While it’s true that there are many things states can learn from one another, the idea of a one-size-fits-all model is a nonstarter in a business environment that requires agility, adaptability and control.
In its 2016 annual survey, “The Adaptable State CIO,” the National Association of State Chief Information Officers (NASCIO) along with Grant Thornton and CompTIA, revealed that state leaders are grappling with this dilemma: how much of their IT infrastructure they should own and how much should they outsource at all levels. And there’s no correct answer that cuts across the board, according to the data.

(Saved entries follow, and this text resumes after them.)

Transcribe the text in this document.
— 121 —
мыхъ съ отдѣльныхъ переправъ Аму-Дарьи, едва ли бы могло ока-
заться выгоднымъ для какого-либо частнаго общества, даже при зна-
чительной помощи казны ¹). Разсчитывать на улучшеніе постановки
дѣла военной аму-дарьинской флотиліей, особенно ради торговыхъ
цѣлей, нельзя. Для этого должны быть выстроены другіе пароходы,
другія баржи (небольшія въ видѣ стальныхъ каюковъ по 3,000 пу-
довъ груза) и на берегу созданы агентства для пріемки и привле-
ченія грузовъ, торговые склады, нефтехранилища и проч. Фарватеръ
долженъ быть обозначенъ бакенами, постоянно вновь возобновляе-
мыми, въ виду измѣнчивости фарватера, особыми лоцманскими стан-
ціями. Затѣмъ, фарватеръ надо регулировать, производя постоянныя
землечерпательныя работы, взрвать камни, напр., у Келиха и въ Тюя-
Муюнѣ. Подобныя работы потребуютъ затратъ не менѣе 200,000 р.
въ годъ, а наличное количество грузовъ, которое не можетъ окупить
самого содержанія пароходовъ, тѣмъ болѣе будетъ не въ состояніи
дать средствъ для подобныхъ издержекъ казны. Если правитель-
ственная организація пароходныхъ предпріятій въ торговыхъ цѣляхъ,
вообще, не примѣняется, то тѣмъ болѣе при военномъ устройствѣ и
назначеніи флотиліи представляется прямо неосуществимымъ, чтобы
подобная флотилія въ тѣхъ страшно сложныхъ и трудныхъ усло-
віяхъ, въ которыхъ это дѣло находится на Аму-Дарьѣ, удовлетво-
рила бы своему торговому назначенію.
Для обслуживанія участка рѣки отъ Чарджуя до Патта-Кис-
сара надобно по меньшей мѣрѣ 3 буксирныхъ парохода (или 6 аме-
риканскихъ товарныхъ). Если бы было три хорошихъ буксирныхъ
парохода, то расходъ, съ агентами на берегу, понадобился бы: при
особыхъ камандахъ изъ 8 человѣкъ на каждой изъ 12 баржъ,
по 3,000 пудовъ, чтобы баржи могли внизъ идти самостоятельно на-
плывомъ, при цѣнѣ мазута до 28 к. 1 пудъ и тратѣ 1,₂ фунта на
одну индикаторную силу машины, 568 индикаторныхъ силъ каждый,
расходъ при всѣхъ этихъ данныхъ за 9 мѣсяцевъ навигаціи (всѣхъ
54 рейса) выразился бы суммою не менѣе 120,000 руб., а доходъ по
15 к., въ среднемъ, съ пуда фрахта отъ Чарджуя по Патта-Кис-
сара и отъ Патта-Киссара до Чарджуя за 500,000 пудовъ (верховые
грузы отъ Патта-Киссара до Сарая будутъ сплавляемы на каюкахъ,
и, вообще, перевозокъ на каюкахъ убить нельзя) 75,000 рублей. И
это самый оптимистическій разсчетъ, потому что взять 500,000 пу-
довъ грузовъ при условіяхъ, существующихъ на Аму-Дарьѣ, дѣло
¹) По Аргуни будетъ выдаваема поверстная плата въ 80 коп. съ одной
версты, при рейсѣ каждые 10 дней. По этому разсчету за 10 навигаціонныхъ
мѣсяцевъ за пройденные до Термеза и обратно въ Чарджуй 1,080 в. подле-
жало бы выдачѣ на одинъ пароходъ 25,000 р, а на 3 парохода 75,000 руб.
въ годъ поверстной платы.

For example, the percentage of CIOs that said they own and operate a consolidated data center was 68 percent, four percentage points higher than last year and 13 percentage points higher than the 2010 survey. However, the percentage of state CIOs that use a managed-services model for some or all IT operations was 63 percent this year, compared with 55 percent last year and 50 percent in 2010.

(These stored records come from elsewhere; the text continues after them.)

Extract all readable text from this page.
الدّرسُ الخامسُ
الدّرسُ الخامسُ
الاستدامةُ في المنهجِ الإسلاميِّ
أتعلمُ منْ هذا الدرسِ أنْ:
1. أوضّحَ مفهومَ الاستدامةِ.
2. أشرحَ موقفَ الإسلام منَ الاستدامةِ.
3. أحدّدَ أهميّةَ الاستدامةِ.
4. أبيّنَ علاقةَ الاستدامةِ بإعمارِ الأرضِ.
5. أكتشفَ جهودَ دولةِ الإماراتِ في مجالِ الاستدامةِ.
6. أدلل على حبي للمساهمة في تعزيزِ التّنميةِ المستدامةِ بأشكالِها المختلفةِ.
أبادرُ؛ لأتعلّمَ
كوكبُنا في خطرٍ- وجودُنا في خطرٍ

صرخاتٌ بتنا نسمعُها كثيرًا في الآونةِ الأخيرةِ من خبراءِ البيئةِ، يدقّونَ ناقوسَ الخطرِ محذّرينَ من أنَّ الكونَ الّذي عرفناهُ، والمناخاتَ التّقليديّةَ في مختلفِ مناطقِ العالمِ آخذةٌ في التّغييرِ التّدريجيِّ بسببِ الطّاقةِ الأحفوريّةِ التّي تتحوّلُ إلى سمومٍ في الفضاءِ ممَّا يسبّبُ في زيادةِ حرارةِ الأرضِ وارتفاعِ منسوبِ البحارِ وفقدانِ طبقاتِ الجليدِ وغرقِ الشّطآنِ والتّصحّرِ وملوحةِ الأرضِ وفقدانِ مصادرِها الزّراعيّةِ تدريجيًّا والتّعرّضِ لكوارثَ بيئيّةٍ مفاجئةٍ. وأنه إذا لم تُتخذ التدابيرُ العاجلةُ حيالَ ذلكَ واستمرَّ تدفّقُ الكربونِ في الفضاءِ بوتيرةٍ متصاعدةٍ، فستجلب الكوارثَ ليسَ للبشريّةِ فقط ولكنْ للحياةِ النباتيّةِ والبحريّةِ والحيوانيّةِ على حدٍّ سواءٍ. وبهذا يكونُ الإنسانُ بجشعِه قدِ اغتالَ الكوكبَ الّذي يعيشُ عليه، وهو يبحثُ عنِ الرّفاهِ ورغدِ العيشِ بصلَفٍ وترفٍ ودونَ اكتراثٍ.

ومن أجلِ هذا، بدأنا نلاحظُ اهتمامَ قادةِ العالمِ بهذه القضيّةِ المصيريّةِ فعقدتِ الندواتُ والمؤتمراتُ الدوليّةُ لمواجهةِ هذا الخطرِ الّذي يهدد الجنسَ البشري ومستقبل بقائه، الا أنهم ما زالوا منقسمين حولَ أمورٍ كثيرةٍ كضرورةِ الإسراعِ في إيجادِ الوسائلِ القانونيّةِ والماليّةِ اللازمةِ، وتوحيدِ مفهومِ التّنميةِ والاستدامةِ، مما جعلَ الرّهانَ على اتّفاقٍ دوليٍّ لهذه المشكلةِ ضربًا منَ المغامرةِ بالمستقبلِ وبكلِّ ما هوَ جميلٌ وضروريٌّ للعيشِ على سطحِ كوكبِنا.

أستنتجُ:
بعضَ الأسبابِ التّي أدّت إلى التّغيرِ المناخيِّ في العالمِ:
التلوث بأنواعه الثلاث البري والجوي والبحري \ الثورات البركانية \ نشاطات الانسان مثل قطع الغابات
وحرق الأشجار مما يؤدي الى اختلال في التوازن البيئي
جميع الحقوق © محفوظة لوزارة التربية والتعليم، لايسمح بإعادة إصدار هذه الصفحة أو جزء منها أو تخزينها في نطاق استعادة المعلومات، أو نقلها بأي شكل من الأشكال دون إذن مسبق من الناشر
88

These results seem to indicate that there is a simultaneous shift toward managed services for some IT, and an uptick in the use of owned and operated IT infrastructure.
How could that be? The secret lies in the fact that certain areas of IT are being outsourced at a rapid clip. For example, in the survey, 91 percent of respondents were either done, were planning or were in the midst of migrating their email and collaboration systems to the cloud. And when it came to public vs. private vs. hybrid, there were marked increases in use of private (51 percent compared to 46 percent in 2015) and public cloud models (25 percent compared to 15 percent in 2015), and a notable drop in hybrid (16 percent compared to 28 percent in 2015).

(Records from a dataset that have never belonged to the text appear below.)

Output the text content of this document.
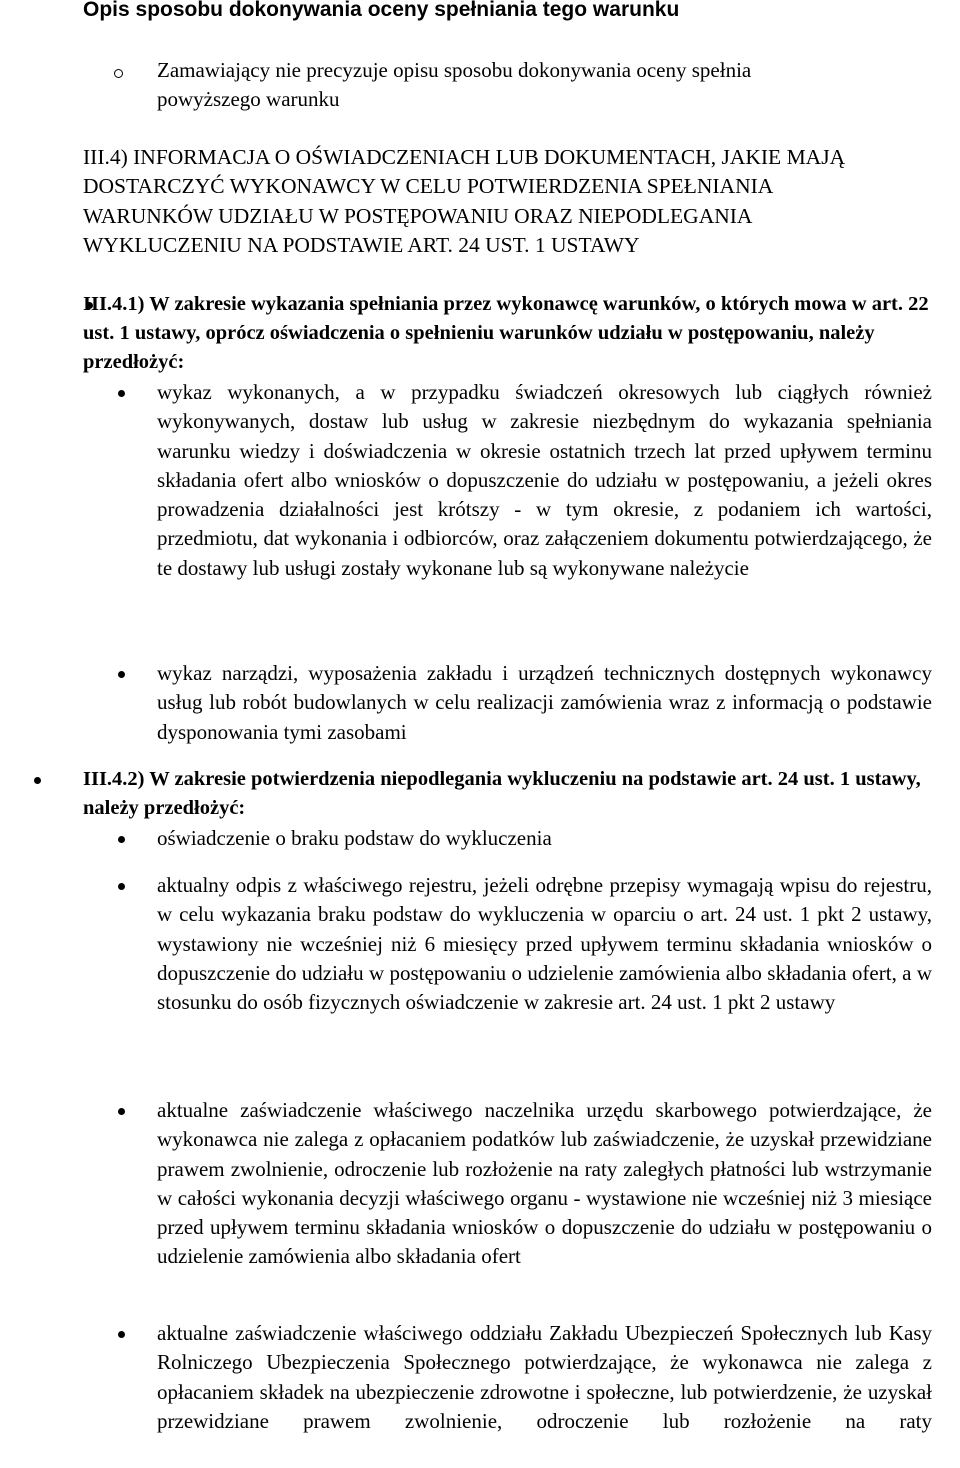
Opis sposobu dokonywania oceny spełniania tego warunku
Zamawiający nie precyzuje opisu sposobu dokonywania oceny spełnia
powyższego warunku
III.4) INFORMACJA O OŚWIADCZENIACH LUB DOKUMENTACH, JAKIE MAJĄ
DOSTARCZYĆ WYKONAWCY W CELU POTWIERDZENIA SPEŁNIANIA
WARUNKÓW UDZIAŁU W POSTĘPOWANIU ORAZ NIEPODLEGANIA
WYKLUCZENIU NA PODSTAWIE ART. 24 UST. 1 USTAWY
III.4.1) W zakresie wykazania spełniania przez wykonawcę warunków, o których mowa w art. 22 ust. 1 ustawy, oprócz oświadczenia o spełnieniu warunków udziału w postępowaniu, należy przedłożyć:
wykaz wykonanych, a w przypadku świadczeń okresowych lub ciągłych również wykonywanych, dostaw lub usług w zakresie niezbędnym do wykazania spełniania warunku wiedzy i doświadczenia w okresie ostatnich trzech lat przed upływem terminu składania ofert albo wniosków o dopuszczenie do udziału w postępowaniu, a jeżeli okres prowadzenia działalności jest krótszy - w tym okresie, z podaniem ich wartości, przedmiotu, dat wykonania i odbiorców, oraz załączeniem dokumentu potwierdzającego, że te dostawy lub usługi zostały wykonane lub są wykonywane należycie
wykaz narządzi, wyposażenia zakładu i urządzeń technicznych dostępnych wykonawcy usług lub robót budowlanych w celu realizacji zamówienia wraz z informacją o podstawie dysponowania tymi zasobami
III.4.2) W zakresie potwierdzenia niepodlegania wykluczeniu na podstawie art. 24 ust. 1 ustawy, należy przedłożyć:
oświadczenie o braku podstaw do wykluczenia
aktualny odpis z właściwego rejestru, jeżeli odrębne przepisy wymagają wpisu do rejestru, w celu wykazania braku podstaw do wykluczenia w oparciu o art. 24 ust. 1 pkt 2 ustawy, wystawiony nie wcześniej niż 6 miesięcy przed upływem terminu składania wniosków o dopuszczenie do udziału w postępowaniu o udzielenie zamówienia albo składania ofert, a w stosunku do osób fizycznych oświadczenie w zakresie art. 24 ust. 1 pkt 2 ustawy
aktualne zaświadczenie właściwego naczelnika urzędu skarbowego potwierdzające, że wykonawca nie zalega z opłacaniem podatków lub zaświadczenie, że uzyskał przewidziane prawem zwolnienie, odroczenie lub rozłożenie na raty zaległych płatności lub wstrzymanie w całości wykonania decyzji właściwego organu - wystawione nie wcześniej niż 3 miesiące przed upływem terminu składania wniosków o dopuszczenie do udziału w postępowaniu o udzielenie zamówienia albo składania ofert
aktualne zaświadczenie właściwego oddziału Zakładu Ubezpieczeń Społecznych lub Kasy Rolniczego Ubezpieczenia Społecznego potwierdzające, że wykonawca nie zalega z opłacaniem składek na ubezpieczenie zdrowotne i społeczne, lub potwierdzenie, że uzyskał przewidziane prawem zwolnienie, odroczenie lub rozłożenie na raty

The choice in front of state CIOs is whether to act as a provider or a broker of IT services. And the role they might take on depends on the unique needs of their users and their state’s environment.
“The shift there in mentality to become that broker is that they’re really orchestrating different services, regardless of who owns and operates them,” said Leah Lewis, a director in the U.S. public sector division of Cisco Systems and former Colorado CIO. “Some of the services, and rightly so, they might choose to have those in that provider mode where it’s on-premises and being controlled and operated by state employees.”
While reviewing the results of the survey at this week’s NASCIO Annual Conference in Orlando, Fla., Arizona CIO Morgan Reed made his opinion of managed vs. non-managed IT services plain and to the point.
“We are spending this year focusing on what we do well, and focusing on what we should divest ourselves of,” said Reed.
He’s a big fan of operating as a broker and would prefer that his state’s agencies come to the Arizona Strategic Enterprise Technology Office to put forth the need, conduct a strategic assessment, identify an appropriate solution and reasonable price points. Recently, his department achieved success when it was able to convince multiple agencies to pool their resources together for an e-licensing platform, which reduced redundancy and complexity and ensured a level of standardization.
This shift in role from IT provider to IT broker also comes with an impetus to transform the perception of the CIO and the IT department.
“To a certain degree, as a CIO, it’s about delivering value and moving away from the perception of being an expense as opposed to an investment,” said David Garcia, Maryland’s secretary of information technology.
As a former state CIO, Lewis recognizes that many CIOs are juggling as many balls as they can in this new IT landscape: Cloud, mobility, data analytics, the Internet of Things and other disruptive technologies continue to transform what is considered business as usual.
“I believe the CIOs have done a good job of educating those different lines of businesses, and elevating it out of the backroom and into the boardroom,” said Lewis. “[The survey] reminded me very quickly of how hard it is to have that job as the state CIO. They are the unsung heroes of state government.”